Qualunque cosa sogni d’intraprendere, cominciala. L’audacia ha del genio, del potere, della magia. (Goethe)

 

GRANDI TORINESI

MARCEL BICH

 

Posta sulla facciata dell’elegante palazzo al numero 60 di corso Re Umberto sta una targa che recita: «Qui nacque Marcel Bich. Semplificò la quotidianità della scrittura».

Il barone Marcel Bich, nato a Torino nel 1914, non fece solo questo.

Nel suo laboratorio di Clichy, appena fuori Parigi, oltre la penna che ha cambiato il modo di scrivere dell’umanità nacquero il rasoio e l’accendino che avevano nella formula «usa e getta» la caratteristica che ne determinò il successo mondiale e duraturo.
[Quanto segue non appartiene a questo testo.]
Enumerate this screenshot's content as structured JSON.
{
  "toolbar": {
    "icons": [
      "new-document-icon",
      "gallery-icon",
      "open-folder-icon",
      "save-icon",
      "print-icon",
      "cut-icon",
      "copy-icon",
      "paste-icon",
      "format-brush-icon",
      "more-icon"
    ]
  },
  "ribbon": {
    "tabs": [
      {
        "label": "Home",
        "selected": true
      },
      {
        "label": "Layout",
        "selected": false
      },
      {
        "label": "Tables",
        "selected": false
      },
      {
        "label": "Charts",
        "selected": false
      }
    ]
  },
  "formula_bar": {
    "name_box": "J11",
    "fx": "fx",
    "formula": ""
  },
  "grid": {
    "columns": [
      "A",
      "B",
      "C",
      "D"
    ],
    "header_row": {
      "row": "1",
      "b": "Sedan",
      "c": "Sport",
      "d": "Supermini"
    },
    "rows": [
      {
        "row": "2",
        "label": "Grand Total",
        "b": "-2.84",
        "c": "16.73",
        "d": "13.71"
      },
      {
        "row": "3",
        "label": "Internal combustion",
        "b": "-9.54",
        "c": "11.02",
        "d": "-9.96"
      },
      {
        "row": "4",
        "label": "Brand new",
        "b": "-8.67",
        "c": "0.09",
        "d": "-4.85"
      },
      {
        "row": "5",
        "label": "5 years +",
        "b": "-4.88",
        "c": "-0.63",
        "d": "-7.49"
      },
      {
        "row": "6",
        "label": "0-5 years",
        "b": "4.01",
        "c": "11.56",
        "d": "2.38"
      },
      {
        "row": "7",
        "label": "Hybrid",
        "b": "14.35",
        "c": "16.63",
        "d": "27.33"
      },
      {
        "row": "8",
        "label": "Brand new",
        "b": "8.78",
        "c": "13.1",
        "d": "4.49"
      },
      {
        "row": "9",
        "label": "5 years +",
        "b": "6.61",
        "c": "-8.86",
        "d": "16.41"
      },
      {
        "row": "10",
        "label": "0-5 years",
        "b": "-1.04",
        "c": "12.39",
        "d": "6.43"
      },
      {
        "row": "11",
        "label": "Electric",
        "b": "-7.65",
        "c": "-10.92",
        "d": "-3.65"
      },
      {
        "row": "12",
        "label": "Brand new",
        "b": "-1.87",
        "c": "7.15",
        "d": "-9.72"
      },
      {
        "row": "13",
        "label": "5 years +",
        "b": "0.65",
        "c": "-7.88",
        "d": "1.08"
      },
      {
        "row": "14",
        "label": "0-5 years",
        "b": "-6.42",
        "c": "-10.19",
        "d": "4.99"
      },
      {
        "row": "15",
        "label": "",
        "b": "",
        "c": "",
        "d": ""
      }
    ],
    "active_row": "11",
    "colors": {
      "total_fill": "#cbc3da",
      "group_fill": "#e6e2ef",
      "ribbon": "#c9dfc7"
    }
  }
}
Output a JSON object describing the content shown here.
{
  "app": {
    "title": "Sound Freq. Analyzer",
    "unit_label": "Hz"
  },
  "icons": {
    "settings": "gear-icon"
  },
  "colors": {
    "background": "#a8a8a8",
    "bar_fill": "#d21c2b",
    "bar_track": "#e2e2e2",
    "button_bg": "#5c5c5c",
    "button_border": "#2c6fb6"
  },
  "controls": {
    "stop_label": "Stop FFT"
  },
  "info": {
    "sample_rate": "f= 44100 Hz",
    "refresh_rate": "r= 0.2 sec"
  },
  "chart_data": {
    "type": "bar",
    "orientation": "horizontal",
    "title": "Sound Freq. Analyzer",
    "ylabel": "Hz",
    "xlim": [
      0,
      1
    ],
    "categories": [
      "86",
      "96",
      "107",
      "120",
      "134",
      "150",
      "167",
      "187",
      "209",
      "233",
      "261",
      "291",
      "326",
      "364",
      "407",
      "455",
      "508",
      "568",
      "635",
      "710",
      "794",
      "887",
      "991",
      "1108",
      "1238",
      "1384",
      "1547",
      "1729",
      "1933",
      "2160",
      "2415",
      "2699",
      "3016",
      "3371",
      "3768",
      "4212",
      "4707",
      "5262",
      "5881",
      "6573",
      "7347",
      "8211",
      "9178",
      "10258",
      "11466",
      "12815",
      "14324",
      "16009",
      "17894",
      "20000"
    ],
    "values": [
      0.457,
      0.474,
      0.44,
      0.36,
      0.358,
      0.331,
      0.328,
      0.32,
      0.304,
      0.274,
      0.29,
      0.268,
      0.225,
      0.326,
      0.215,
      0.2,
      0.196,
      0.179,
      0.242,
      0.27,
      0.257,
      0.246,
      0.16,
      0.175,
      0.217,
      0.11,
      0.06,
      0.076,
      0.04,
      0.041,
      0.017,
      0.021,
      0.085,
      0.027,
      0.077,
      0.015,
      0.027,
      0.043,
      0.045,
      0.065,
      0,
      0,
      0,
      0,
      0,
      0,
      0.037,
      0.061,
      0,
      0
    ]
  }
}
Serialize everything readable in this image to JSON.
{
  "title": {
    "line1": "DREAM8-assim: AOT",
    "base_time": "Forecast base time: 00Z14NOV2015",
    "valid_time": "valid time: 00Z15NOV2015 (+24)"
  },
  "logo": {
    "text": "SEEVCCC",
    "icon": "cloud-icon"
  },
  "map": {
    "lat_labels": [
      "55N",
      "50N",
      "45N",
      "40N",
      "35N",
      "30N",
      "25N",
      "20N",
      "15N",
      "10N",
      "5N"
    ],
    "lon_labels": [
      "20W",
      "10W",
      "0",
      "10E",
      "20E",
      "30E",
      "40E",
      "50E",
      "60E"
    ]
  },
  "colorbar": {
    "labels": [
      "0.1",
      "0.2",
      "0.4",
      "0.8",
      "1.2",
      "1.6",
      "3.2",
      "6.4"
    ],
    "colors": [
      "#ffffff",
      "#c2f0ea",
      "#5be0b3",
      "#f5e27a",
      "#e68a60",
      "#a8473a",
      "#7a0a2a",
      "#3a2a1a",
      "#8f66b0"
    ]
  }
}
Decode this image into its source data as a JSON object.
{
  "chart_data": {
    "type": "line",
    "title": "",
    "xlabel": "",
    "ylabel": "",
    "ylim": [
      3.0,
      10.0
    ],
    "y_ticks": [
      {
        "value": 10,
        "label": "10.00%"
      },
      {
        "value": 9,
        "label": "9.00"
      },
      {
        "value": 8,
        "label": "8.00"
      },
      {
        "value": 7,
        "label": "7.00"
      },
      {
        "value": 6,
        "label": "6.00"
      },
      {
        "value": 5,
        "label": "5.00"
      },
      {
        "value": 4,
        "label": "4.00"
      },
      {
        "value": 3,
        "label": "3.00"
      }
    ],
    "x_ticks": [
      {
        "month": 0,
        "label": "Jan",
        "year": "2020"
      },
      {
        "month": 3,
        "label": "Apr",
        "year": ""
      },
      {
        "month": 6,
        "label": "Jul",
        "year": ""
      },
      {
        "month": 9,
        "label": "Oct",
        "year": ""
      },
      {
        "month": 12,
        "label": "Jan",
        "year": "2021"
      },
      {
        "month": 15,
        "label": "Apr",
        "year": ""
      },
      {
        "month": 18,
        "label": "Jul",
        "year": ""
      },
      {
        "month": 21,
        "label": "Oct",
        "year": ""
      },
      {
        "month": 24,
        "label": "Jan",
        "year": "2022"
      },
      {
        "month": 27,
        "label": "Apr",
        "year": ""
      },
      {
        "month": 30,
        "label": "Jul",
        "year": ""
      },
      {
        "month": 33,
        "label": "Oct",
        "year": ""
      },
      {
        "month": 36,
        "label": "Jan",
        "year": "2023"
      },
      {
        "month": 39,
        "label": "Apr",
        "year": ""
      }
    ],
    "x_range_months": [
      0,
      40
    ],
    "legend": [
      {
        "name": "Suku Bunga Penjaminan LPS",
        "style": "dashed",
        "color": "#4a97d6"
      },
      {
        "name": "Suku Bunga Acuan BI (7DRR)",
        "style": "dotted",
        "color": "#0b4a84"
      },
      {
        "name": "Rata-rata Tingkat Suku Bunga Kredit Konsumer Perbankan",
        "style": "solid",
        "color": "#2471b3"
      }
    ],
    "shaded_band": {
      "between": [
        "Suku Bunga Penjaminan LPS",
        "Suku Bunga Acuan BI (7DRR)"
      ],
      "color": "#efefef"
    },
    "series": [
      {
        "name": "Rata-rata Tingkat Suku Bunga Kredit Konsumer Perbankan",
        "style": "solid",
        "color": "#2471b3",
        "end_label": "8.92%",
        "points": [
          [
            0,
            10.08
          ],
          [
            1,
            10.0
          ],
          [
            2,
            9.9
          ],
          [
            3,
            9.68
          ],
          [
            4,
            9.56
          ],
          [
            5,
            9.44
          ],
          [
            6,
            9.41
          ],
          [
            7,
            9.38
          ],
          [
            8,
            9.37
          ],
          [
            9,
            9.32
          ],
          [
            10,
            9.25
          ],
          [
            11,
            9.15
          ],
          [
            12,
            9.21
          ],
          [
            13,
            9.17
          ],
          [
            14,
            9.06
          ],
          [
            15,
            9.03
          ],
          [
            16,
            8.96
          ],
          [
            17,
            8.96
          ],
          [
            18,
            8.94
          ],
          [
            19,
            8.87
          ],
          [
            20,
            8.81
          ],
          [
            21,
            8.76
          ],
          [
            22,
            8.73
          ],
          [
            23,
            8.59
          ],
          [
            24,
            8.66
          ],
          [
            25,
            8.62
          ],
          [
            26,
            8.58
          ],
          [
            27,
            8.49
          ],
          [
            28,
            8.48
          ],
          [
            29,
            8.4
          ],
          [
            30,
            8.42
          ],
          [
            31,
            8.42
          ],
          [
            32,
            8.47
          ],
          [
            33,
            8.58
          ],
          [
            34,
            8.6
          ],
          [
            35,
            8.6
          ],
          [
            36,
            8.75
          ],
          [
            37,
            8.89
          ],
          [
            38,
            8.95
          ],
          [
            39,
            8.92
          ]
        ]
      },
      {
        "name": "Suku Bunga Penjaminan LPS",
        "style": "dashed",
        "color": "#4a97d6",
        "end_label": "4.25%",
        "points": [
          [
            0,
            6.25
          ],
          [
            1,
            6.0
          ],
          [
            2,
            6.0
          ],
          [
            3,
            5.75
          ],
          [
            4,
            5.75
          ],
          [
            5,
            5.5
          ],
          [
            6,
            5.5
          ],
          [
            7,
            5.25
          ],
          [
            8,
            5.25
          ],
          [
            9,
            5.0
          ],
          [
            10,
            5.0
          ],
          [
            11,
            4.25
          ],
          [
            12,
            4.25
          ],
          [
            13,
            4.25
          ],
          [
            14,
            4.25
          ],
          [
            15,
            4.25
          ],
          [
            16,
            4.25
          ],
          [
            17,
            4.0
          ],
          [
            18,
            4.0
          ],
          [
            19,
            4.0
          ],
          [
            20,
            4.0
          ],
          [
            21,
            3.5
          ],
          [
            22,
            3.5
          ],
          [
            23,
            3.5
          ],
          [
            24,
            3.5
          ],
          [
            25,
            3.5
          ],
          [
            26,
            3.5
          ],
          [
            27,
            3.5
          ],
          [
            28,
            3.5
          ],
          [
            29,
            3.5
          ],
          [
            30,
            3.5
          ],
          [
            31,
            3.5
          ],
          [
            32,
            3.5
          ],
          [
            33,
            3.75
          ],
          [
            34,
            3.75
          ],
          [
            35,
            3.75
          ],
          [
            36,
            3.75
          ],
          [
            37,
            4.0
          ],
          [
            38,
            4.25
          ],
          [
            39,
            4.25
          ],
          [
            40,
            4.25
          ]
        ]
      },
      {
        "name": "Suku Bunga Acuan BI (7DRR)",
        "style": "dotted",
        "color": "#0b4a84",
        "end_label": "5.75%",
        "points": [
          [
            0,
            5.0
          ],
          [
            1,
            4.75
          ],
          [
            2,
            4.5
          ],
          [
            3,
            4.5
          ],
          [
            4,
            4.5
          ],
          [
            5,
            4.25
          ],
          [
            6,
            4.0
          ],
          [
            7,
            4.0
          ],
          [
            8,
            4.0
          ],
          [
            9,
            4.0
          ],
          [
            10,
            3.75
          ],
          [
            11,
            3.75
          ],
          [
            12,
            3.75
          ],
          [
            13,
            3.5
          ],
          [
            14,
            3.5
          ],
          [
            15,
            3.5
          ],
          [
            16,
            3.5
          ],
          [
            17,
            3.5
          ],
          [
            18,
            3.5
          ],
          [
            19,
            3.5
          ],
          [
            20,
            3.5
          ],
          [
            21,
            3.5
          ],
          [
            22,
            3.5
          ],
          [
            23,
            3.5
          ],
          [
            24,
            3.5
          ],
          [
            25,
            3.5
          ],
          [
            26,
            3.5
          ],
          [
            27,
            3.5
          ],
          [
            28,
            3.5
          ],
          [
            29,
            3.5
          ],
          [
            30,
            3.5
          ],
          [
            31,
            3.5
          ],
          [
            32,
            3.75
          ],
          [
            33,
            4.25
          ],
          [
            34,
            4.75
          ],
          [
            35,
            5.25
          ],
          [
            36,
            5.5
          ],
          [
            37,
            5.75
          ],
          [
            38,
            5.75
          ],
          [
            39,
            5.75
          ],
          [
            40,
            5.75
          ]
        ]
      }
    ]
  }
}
Trasferitosi a Parigi con la famiglia, studiò legge alla Sorbona ma dotato di temperamento attivo ed intraprendente praticò diversi mestieri tra cui il venditore di lampadine porta porta.

Bich non fu un inventore, ma intuì il valore delle invenzioni altrui perfezionandole e sfruttandole su scala industriale .

Nel 1953 acquistò il brevetto di una penna a sfera dall’ungherese László Bíró.

Si stava già occupando da tempo di matite e penne stilografiche ma l’idea della penna a sfera lo conquistò.

Da circa trent’anni, molti ricercatori studiavano come ottenere risultati migliori da quell’idea, ma nessuno riusciva a garantire un prodotto efficiente. Lo stesso Bíró, che pure si dimostrò il piú geniale di tutti, non trovava una soluzione perfettamente funzionante. La sua penna si inceppava e perdeva inchiostro. Inoltre aveva il difetto di costare carissima e di non attrarre nessun tipo di pubblico.

Bich decise di lavorare sull’invenzione dell’ungherese.

Erano soprattutto due le questioni da affrontare: bisognava risolvere il problema della sfera, che si deformava troppo facilmente, e dell’inchiostro che non poteva essere né troppo fluido né troppo denso.

Il dilemma fu studiato in Svizzera, dove finalmente trovarono la lega ideale: il carburo di tungsteno.

Il barone chiamo Bic la nuova penna da lanciare sul mercato; previdentemente tolse l’h al suo cognome temendo l’ironia che poteva scaturire dalla sua pronuncia inglese.

Basò la campagna pubblicitaria sul bassissimo prezzo del prodotto. La Bic fu venduta a ventinove centesimi, che dopo qualche anno scesero addirittura a dieci. La penna non ebbe subito successo, costava troppo poco per essere uno status symbol ed era osteggiata dagli insegnanti che le attribuivano la colpa di peggiorare la grafia degli studenti.

Ma poco dopo divenne un successo: si dimostrò l’unica in grado di scrivere tra le dita di un astronauta, ossia con qualunque inclinazione e in assenza di gravità ; aveva l’involucro trasparente e quindi il suo possessore poteva verificare se stava per esaurire l’inchiostro; la sua forma esagonale non rotolava sui banchi che a quei tempi avevano la superficie inclinata.

In seguito il barone acquistò nel ’57 l’inglese Biro-Swan e nel ’58 il sessanta per cento dell’americana Waterman. Con l’usa e getta, che non si fermò alla penna, ma si estese al rasoio monolama e all’accendino, l’impero era creato.

Si era percorsa una lunga strada da quando Bíró aveva avuto l’intuizione della penna a sfera guardando alcuni bambini giocare a biglie e notando che le palline, dopo aver attraversato una pozzanghera, lasciavano sul terreno una linea regolare.

Bich, a questo punto della sua vita, si appassionò alla vela e al mare, acquistò scafi da competizione e decise di partecipare alla Coppa America da dove uscì più volte sconfitto.

Ma mise ancora a frutto la sua passione per il mare costruendo windsurf e kayak.

Diventato ormai anziano, lasciò ai figli ( ne ebbe 11)! il compito di occuparsi degli affari.

Il giorno della sua morte il 30 maggio del 1994 fu ricordato sui giornali con l’immagine di un accendino e la frase “Una fiamma si è spenta”.